La famiglia – comprendendola nella sua ricca costellazione di rapporti sia interni che esterni -, non è la semplice “conseguenza” del matrimonio, quanto piuttosto il suo “svolgimento” reale e la sua prosecuzione nella società e nella Chiesa. Ecco perché la concretezza delle storie familiari – come giustamente ama dire il nostro Preside – sono “materia nobile” della teologia dell’amore umano. E’ quella teologia “coi piedi per terra” di cui parla Amoris laetitia. Non mi dilungo su questo, per lasciare la parola a mons. Sequeri, che ringrazio di tutto cuore per il suo straordinario lavoro, soprattutto di riflessione teologica. Cari amici permettetemi di esortare tutti noi ad ascoltare la sua relazione. Non è una riflessione ordinaria. L’intento che ci siamo prefissi è quello di disegnare in maniera ampia e teologicamente fondata la nuova prospettiva del nostro Istituto. C’è ancora nella teologia cattolica un difetto di attenzione e di intelligenza nell’interpretazione della complessità della condizione storica delle famiglie che ha portato a ridurre i problemi prevalentemente alle forme e agli effetti del peccato. E’ necessario sviluppare in maniera ben più adeguata una riflessione teologica che sia sensibile alla drammaticità della condizione umana. Ed è quel che il nostro Istituto intende attuare, sia nella sede romana che nelle altre sedi. Si tratta di riscattare la densità cristiana e umana dell’istituzione famigliare, riconoscendo in essa il luogo effettivo della fecondità stessa del sacramento cristiano.
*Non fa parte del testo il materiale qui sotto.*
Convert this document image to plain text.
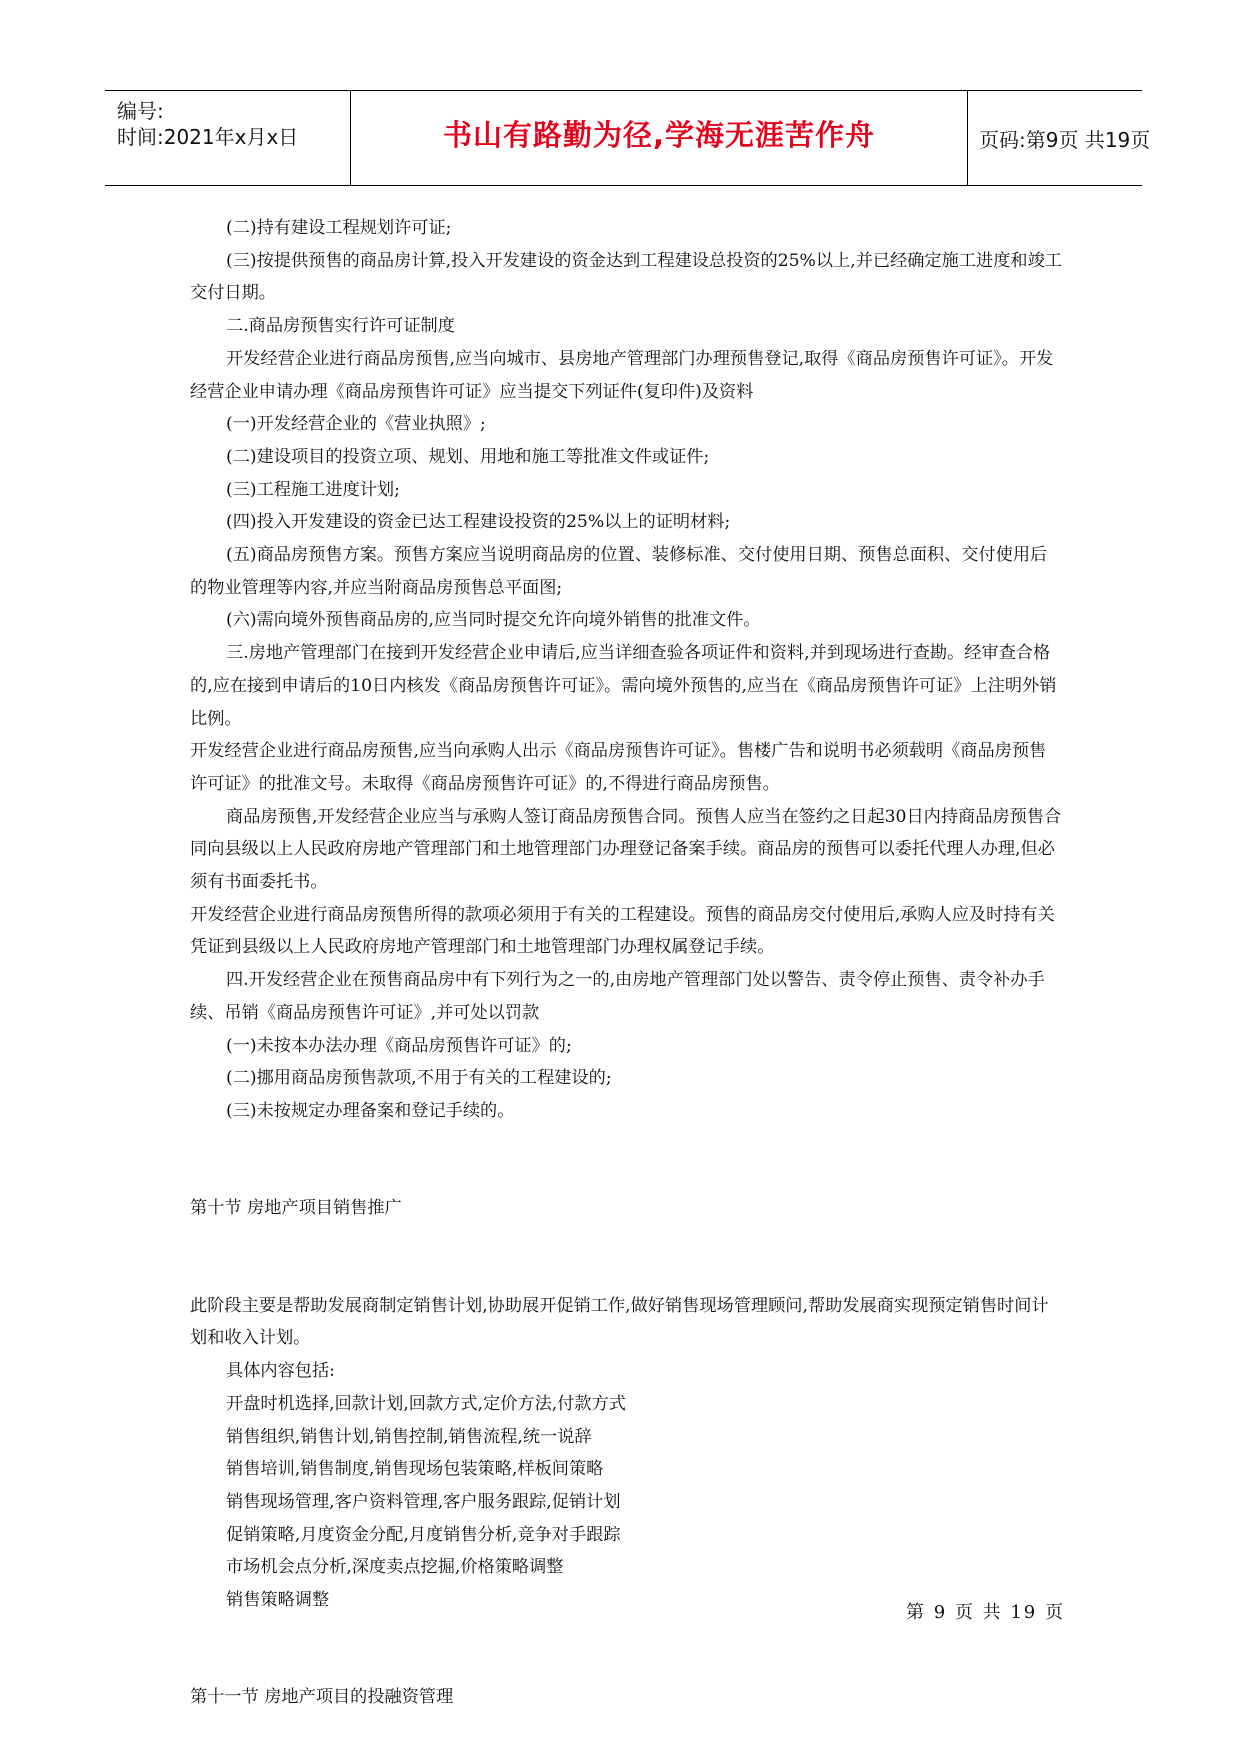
编号:
时间:2021年x月x日	书山有路勤为径,学海无涯苦作舟	页码:第9页 共19页

(二)持有建设工程规划许可证;

(三)按提供预售的商品房计算,投入开发建设的资金达到工程建设总投资的25%以上,并已经确定施工进度和竣工交付日期。

二.商品房预售实行许可证制度

开发经营企业进行商品房预售,应当向城市、县房地产管理部门办理预售登记,取得《商品房预售许可证》。开发经营企业申请办理《商品房预售许可证》应当提交下列证件(复印件)及资料

(一)开发经营企业的《营业执照》;

(二)建设项目的投资立项、规划、用地和施工等批准文件或证件;

(三)工程施工进度计划;

(四)投入开发建设的资金已达工程建设投资的25%以上的证明材料;

(五)商品房预售方案。预售方案应当说明商品房的位置、装修标准、交付使用日期、预售总面积、交付使用后的物业管理等内容,并应当附商品房预售总平面图;

(六)需向境外预售商品房的,应当同时提交允许向境外销售的批准文件。

三.房地产管理部门在接到开发经营企业申请后,应当详细查验各项证件和资料,并到现场进行查勘。经审查合格的,应在接到申请后的10日内核发《商品房预售许可证》。需向境外预售的,应当在《商品房预售许可证》上注明外销比例。

开发经营企业进行商品房预售,应当向承购人出示《商品房预售许可证》。售楼广告和说明书必须载明《商品房预售许可证》的批准文号。未取得《商品房预售许可证》的,不得进行商品房预售。

商品房预售,开发经营企业应当与承购人签订商品房预售合同。预售人应当在签约之日起30日内持商品房预售合同向县级以上人民政府房地产管理部门和土地管理部门办理登记备案手续。商品房的预售可以委托代理人办理,但必须有书面委托书。

开发经营企业进行商品房预售所得的款项必须用于有关的工程建设。预售的商品房交付使用后,承购人应及时持有关凭证到县级以上人民政府房地产管理部门和土地管理部门办理权属登记手续。

四.开发经营企业在预售商品房中有下列行为之一的,由房地产管理部门处以警告、责令停止预售、责令补办手续、吊销《商品房预售许可证》,并可处以罚款

(一)未按本办法办理《商品房预售许可证》的;

(二)挪用商品房预售款项,不用于有关的工程建设的;

(三)未按规定办理备案和登记手续的。

第十节 房地产项目销售推广

此阶段主要是帮助发展商制定销售计划,协助展开促销工作,做好销售现场管理顾问,帮助发展商实现预定销售时间计划和收入计划。

具体内容包括:

开盘时机选择,回款计划,回款方式,定价方法,付款方式

销售组织,销售计划,销售控制,销售流程,统一说辞

销售培训,销售制度,销售现场包装策略,样板间策略

销售现场管理,客户资料管理,客户服务跟踪,促销计划

促销策略,月度资金分配,月度销售分析,竞争对手跟踪

市场机会点分析,深度卖点挖掘,价格策略调整

销售策略调整

第十一节 房地产项目的投融资管理

第 9 页 共 19 页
Prima di lasciare la parola al nostro Preside desidero ringraziare tutti voi per il vostro lavoro e invocare dal Signore il dono della grazia di una passione comune per rispondere alla chiamata della Chiesa per generare una riflessione sulla famiglia all’altezza del mistero che in essa si rivela: le nostre famiglie, le nostre chiese locali, ne hanno un infinito bisogno. Il GP2 è al loro servizio.